The one break in the humdrum comes from the fact that Mr. Williams must clock out early, leaving Mr. Middleton (Adrian Rawlins) in charge for the afternoon. As it turns out, this becomes an early audition to take over the department, as Williams goes to the doctor and learns that he has terminal cancer. Suddenly confronted with his mortality, he decides not to return to work the next day, instead traveling to the coast and meeting the Ernest Hemingway-like bon vivant author, Mr. Sutherland (Tom Burke). Now that he’s dying, Williams realizes that he’s never really lived a day in his life. He’s always had a rote existence, and even happy moments like his marriage and his son (Barney Fishwick) were all just part of the order of things.
A night of heavy drinking and gallivanting with Sutherland doesn’t particularly scratch the itch, so he returns to London, where he runs into Harris in the street. Promising to write her a glowing recommendation for her new job, he invites her to lunch and becomes attached to her zest for life. Fearing the appearance of impropriety, Harris tries to establish some distance while still helping him out. Meanwhile, Williams is faced with the dilemma of whether or not to tell his son Michael about his condition, aware as he is that Michael and his wife Fiona (Patsy Ferran) are more concerned with inheritance than his well-being.
As I said, if you’ve seen Ikiru, none of this is new. And quite frankly, there have been a fair few films that have come out even this year that tread similar ground. Still, that in itself doesn’t make this a bad movie. Both Nighy and Wood give tremendous performances, with the former fully embodying the melancholy that can accompany the autumn years (hearing him mournfully sing the Scottish folk song, “The Rowan Tree” is among the best scenes of the year), and the latter asserting her agency and looking at the world with eyes wide open. She’s not overly hopeful or naïve, but she embraces the world as it is, and is keen to claim her fair share of it. The pair of them have undeniable chemistry, arguably more so than Wood does with Sharp as a love interest, and there’s an unspoken understanding that the two develop that is nonetheless palpable to the viewer. On that front alone you can forgive and even endorse this remake.
Further, the production never once phones it in. The 4:3 cinematography effectively creates a tight visual box to represent the metaphorical one in which Williams has spent his entire life. The constant drudgery of his workplace serves as effective satire of bureaucracy as well as a pitch perfect depiction of his ennui. Hell, if you’re going to redo Ikiru, there are few settings better suited than the buttoned-up atmosphere of post-war London, with its quiet dignity and almost civic pride in the mere act of “carrying on” rather than living to the fullest.

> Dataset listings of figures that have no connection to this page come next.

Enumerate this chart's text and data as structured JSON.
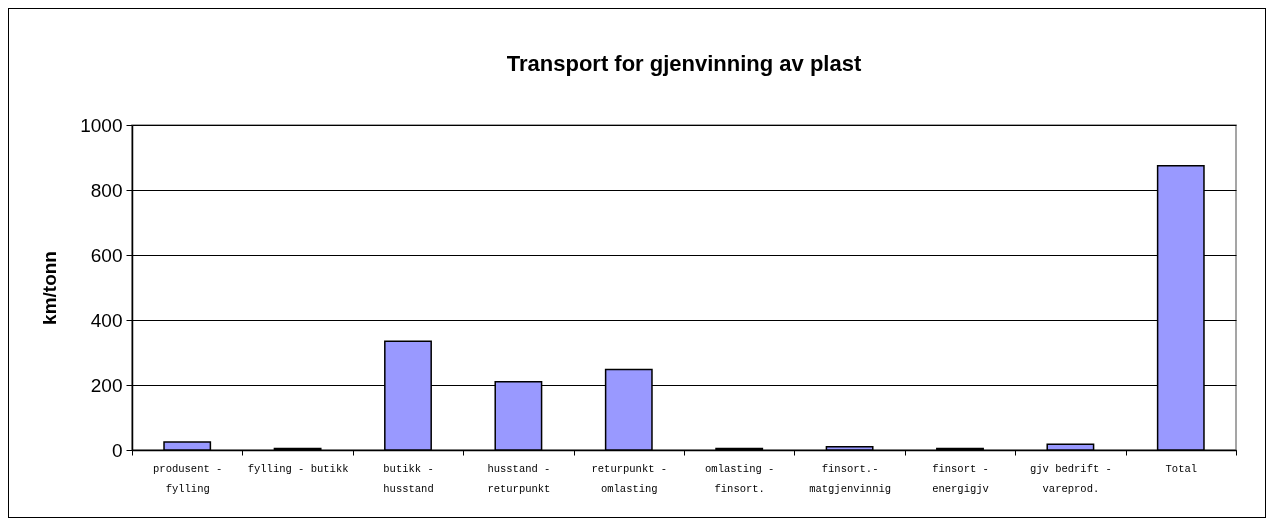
{
  "chart_data": {
    "type": "bar",
    "title": "Transport for gjenvinning av plast",
    "ylabel": "km/tonn",
    "categories": [
      "produsent - fylling",
      "fylling - butikk",
      "butikk - husstand",
      "husstand - returpunkt",
      "returpunkt - omlasting",
      "omlasting - finsort.",
      "finsort.- matgjenvinnig",
      "finsort - energigjv",
      "gjv bedrift - vareprod.",
      "Total"
    ],
    "values": [
      25,
      5,
      335,
      210,
      248,
      5,
      10,
      5,
      18,
      875
    ],
    "color": "#9999ff",
    "ylim": [
      0,
      1000
    ],
    "yticks": [
      0,
      200,
      400,
      600,
      800,
      1000
    ],
    "grid": "y"
  }
}
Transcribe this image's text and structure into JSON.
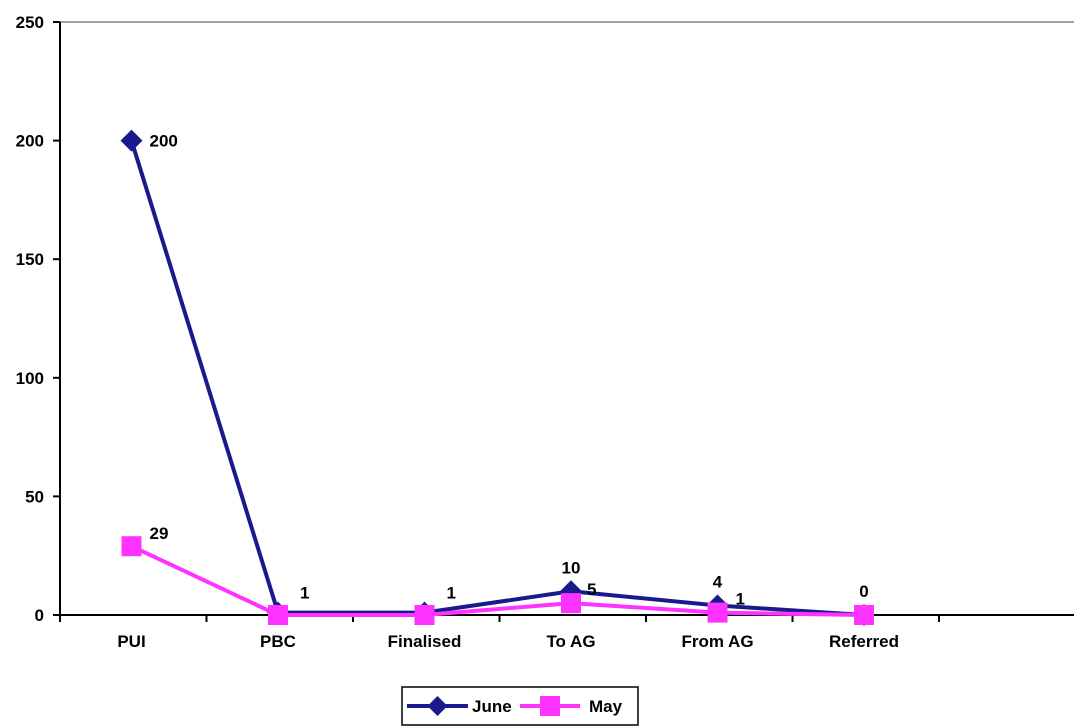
{
  "chart_data": {
    "type": "line",
    "categories": [
      "PUI",
      "PBC",
      "Finalised",
      "To AG",
      "From AG",
      "Referred"
    ],
    "series": [
      {
        "name": "June",
        "values": [
          200,
          1,
          1,
          10,
          4,
          0
        ],
        "color": "#1a1a8c",
        "marker": "diamond",
        "labels": [
          "200",
          "1",
          "1",
          "10",
          "4",
          "0"
        ]
      },
      {
        "name": "May",
        "values": [
          29,
          0,
          0,
          5,
          1,
          0
        ],
        "color": "#ff33ff",
        "marker": "square",
        "labels": [
          "29",
          "",
          "",
          "5",
          "1",
          ""
        ]
      }
    ],
    "yticks": [
      "0",
      "50",
      "100",
      "150",
      "200",
      "250"
    ],
    "ylim": [
      0,
      250
    ],
    "grid": false,
    "legend_position": "bottom",
    "title": "",
    "xlabel": "",
    "ylabel": ""
  }
}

Ultimately, this film is inessential, but that doesn’t mean it’s not worth your time. Amazingly, Bill Nighy has never received an Oscar nomination, and there’s a heavy push for him to get one for this. If he does, you owe it to yourself to see why. I’m not sure I’d necessarily vote for him, as I’m wary of any performance showcase awards bait, but I won’t be offended if he gets a nod, or even a win in what’s shaping up to be a relatively weak Best Actor field. When it’s all said and done, Living may end up as a footnote of 2022 cinema, but given the stalwart career of Nighy to date, if he gets some overdue recognition, the thematic purpose of the story will have been oddly yet appropriately served.